L’usage accru d’ectoparasiticides topiques sous forme de colliers, de spot-on ou de sprays chez les animaux de compagnie soulève des préoccupations quant au niveau de risque environnemental, notamment pour les eaux de surface (voir aussi « Chiens et chats traités avec des ectoparasiticides : une source de contamination environnementale ? »).
Récemment, une étude expérimentale (Perkins et al., 2024) avait pour objectif de mesurer l’évacuation dans les eaux usées du fipronil et de l’imidaclopride appliqués sous forme de spot-on chez 98 chiens. Le lavage des mains du propriétaire après avoir caressé l’animal traité (4,9% de l’imidaclopride et 3,1% du fipronil appliqués), le toilettage (3,1% de l’imidaclopride et 1,9% du fipronil appliqués) et le nettoyage du couchage (1,1% de l’imidaclopride et 1,0% du fipronil appliqués) des animaux traités ont notamment été identifiés comme sources d’émission via les eaux usées (collection des échantillons aux jours 5, 14 et 28 après le traitement).
De même, de l’imidaclopride et du fipronil ont été détectés dans des rejets d’eaux usées sur plusieurs sites au Royaume-Uni (données du 3rd UK Water Industry Research Chemical Investigation Program (CIP3) Report, Volume 5).
Ces données incitent à l’usage raisonné et au respect scrupuleux de la notice/RCP de ces produits, notamment en termes de baignade/toilettage et de contacts avec l’animal traité, afin de limiter les risques à un niveau acceptable.
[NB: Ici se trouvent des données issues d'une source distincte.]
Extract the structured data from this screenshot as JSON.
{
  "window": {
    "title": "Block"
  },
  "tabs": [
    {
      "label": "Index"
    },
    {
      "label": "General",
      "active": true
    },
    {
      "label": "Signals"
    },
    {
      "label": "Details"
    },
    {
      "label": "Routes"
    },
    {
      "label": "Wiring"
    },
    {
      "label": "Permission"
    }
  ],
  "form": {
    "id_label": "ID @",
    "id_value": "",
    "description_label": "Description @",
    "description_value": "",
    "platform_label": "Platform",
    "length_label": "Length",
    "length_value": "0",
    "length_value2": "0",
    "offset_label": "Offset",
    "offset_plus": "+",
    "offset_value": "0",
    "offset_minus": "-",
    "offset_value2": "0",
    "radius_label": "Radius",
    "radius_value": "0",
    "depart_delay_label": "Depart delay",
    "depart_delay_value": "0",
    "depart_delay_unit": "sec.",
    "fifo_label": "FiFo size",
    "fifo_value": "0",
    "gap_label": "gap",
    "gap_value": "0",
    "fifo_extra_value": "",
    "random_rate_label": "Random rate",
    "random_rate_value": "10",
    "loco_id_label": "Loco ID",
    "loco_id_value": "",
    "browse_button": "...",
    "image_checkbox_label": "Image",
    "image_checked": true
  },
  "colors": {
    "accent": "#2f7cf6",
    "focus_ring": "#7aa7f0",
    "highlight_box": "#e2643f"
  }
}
C’est également un gage d’efficacité et de sécurité pour les propriétaires, dont les enfants.
Des mesures sont mentionnées dans les rubriques « Mises en garde particulières » ou « Précautions particulières d’emploi » de la notice/RCP, comme par exemple :
- Ne pas autoriser l’animal à aller dans les étendues d’eau pendant les 2 jours suivant le traitement.
- Ne pas baigner ou shampooiner l’animal dans les 48 heures suivant le traitement.
- Ne pas manipuler les animaux traités et ne pas autoriser les enfants à jouer avec les animaux traités jusqu'à ce que le site d'application soit sec.
- Ne pas laisser les animaux traités dormir avec leurs maîtres, en particulier les enfants.
Ces mesures résultent de l’analyse des risques exigée pour la mise sur le marché de ces médicaments et reposent sur une évaluation des données expérimentales exigées pour l’établissement du degré d'exposition de l'environnement à ces substances et de l’estimation de leurs effets environnementaux potentiels. Les données exigées et le niveau d’évaluation dépendent du niveau de risque identifié (voir aussi « Ecotoxicité des médicaments vétérinaires : évaluation et gestion des risques pour l’environnement »). Les données disponibles dans la littérature mettent aussi l’accent sur l’importance du respect de ces mesures pour limiter l’impact environnemental des ectoparasiticides ; certaines incitent à durcir les normes acceptées à ce jour.
Actuellement, lors de la demande d’autorisation de mise sur le marché, l’impact environnemental des ectoparasiticides destinés aux animaux de compagnie ne fait pas l’objet d’une évaluation approfondie en raison d’un niveau de risque considéré comme faible. Pour plus d’informations sur l’évaluation des risques environnementaux des antiparasitaires destinés aux animaux de compagnie, voir le Reflection paper du CVMP, section 5.
Si vous suspectez un effet indésirable chez un animal, une personne ou dans l’environnement suite à l’utilisation d’un médicament vétérinaire, vous êtes encouragé.e à le signaler auprès de l’AFMPS ou du titulaire d’autorisation.
Sources :
- Perkins, R., Barron, L., Glauser, G., Whitehead, M., Woodward, G., & Goulson, D. (2024). Down-the-drain pathways for fipronil and imidacloprid applied as spot-on parasiticides to dogs: Estimating aquatic pollution. Science of the Total Environment, 917, 170175.
- Reflection paper on the environmental risk assessment of ectoparasiticidal veterinary medicinal products used in cats and dogs (EMA/CVMP/ERA/31905/2021).